After dinner I go back on to the Move for the night, for it is too late to go round to Kangwe and ask Mme. Jacot, of the Mission Evangelique, if she will take me in. The air is stiff with mosquitoes, and saying a few suitable words to them, I dash under the mosquito bar and sleep, lulled by their shrill yells of baffled rage.

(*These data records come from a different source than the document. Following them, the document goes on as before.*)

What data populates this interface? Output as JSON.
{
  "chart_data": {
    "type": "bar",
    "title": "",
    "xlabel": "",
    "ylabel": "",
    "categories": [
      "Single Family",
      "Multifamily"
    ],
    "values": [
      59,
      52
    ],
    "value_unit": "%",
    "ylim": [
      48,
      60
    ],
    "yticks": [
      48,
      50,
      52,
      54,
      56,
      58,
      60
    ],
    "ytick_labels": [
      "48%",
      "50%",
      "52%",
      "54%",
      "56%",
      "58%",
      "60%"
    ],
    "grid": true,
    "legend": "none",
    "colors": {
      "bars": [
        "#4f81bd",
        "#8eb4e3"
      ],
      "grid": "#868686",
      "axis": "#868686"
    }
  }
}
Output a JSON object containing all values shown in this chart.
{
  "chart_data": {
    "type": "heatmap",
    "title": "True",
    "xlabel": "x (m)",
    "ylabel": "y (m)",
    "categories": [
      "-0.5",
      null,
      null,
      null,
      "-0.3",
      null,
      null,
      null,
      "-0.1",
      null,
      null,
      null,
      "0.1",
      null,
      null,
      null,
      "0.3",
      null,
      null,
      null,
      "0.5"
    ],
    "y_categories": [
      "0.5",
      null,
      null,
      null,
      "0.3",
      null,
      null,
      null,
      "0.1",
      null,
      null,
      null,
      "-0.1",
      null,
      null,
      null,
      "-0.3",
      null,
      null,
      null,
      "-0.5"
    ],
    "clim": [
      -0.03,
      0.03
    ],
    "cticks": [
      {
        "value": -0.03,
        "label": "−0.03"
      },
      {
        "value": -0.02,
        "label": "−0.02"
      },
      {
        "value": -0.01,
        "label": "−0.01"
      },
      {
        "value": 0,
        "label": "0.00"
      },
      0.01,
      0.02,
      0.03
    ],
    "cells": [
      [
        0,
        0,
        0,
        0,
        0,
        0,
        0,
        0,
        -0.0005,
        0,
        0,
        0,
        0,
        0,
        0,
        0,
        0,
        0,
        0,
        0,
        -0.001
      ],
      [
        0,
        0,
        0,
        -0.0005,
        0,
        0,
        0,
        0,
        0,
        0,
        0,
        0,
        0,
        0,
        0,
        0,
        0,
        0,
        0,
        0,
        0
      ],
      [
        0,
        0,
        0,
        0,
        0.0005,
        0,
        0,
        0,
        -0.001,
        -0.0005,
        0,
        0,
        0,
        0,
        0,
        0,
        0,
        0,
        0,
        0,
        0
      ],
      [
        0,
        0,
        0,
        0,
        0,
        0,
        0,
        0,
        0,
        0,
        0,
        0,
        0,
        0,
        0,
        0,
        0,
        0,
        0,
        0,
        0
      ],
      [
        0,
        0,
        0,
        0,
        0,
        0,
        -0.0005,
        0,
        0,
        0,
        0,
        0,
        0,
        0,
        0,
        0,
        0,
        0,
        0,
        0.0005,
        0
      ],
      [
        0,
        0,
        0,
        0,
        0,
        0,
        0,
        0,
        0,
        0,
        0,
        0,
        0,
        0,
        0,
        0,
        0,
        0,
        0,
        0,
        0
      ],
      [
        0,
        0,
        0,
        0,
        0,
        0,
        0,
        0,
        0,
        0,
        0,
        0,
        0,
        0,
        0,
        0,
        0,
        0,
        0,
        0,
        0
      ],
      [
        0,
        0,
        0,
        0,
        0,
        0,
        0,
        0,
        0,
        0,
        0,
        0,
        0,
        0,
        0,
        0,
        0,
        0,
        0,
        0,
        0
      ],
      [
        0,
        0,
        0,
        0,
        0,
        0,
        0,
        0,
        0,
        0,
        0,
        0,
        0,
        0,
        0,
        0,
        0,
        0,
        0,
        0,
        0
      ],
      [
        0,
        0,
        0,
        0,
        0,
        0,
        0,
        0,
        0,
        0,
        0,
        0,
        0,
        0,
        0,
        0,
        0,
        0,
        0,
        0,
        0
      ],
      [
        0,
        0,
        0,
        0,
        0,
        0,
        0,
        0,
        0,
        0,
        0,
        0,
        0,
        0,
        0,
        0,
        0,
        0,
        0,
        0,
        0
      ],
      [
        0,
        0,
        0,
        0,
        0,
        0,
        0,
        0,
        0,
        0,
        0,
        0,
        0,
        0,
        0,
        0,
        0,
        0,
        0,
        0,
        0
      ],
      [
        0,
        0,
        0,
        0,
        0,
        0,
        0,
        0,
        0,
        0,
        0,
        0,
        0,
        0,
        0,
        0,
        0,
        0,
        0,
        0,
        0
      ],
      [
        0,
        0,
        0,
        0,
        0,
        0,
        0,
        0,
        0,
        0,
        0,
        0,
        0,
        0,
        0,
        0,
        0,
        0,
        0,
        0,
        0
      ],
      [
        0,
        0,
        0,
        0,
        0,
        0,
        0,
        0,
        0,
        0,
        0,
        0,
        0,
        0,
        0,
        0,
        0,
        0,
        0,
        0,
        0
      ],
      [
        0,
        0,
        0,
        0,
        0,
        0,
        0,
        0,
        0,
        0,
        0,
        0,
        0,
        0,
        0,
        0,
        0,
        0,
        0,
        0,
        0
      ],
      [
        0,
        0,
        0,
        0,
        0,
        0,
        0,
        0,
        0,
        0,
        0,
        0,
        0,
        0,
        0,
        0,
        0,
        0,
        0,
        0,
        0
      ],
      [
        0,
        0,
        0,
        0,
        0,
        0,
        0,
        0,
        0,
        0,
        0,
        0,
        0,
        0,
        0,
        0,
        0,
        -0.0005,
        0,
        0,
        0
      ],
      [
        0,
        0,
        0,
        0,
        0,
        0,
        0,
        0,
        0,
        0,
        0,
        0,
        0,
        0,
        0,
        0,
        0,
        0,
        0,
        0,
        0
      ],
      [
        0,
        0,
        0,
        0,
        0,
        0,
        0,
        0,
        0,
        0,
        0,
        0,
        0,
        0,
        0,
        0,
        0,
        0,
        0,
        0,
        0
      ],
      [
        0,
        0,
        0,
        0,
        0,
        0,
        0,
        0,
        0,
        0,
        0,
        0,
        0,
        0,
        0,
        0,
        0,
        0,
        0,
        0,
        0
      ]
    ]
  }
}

June 8th. - In the morning, up at five. Great activity on beach. Move synchronously taking on wood fuel and discharging cargo. A very active young French pastor from the Kangwe mission station is round after the mission's cargo. Mr. Hudson kindly makes inquiries as to whether I may go round to Kangwe and stay with Mme. Jacot. He says: "Oh, yes," but as I find he is not M. Jacot, I do not feel justified in accepting this statement without its having personal confirmation from Mme. Jacot, and so, leaving my luggage with the Move, I get them to allow me to go round with him and his cargo to Kangwe, about three-quarters of an hour's paddle round the upper part of Lembarene Island, and down the broad channel on the other side of it. Kangwe is beautifully situated on a hill, as its name denotes, on the mainland and north bank of the river. Mme. Jacot most kindly says I may come, though I know I shall be a fearful nuisance, for there is no room for me save M. Jacot's beautifully neat, clean, tidy study. I go back in the canoe and fetch my luggage from the Move; and say good-bye to Mr. Hudson, who gave me an immense amount of valuable advice about things, which was subsequently of great use to me, and a lot of equally good warnings which, if I had attended to, would have enabled me to avoid many, if not all, my misadventures in Congo Francais.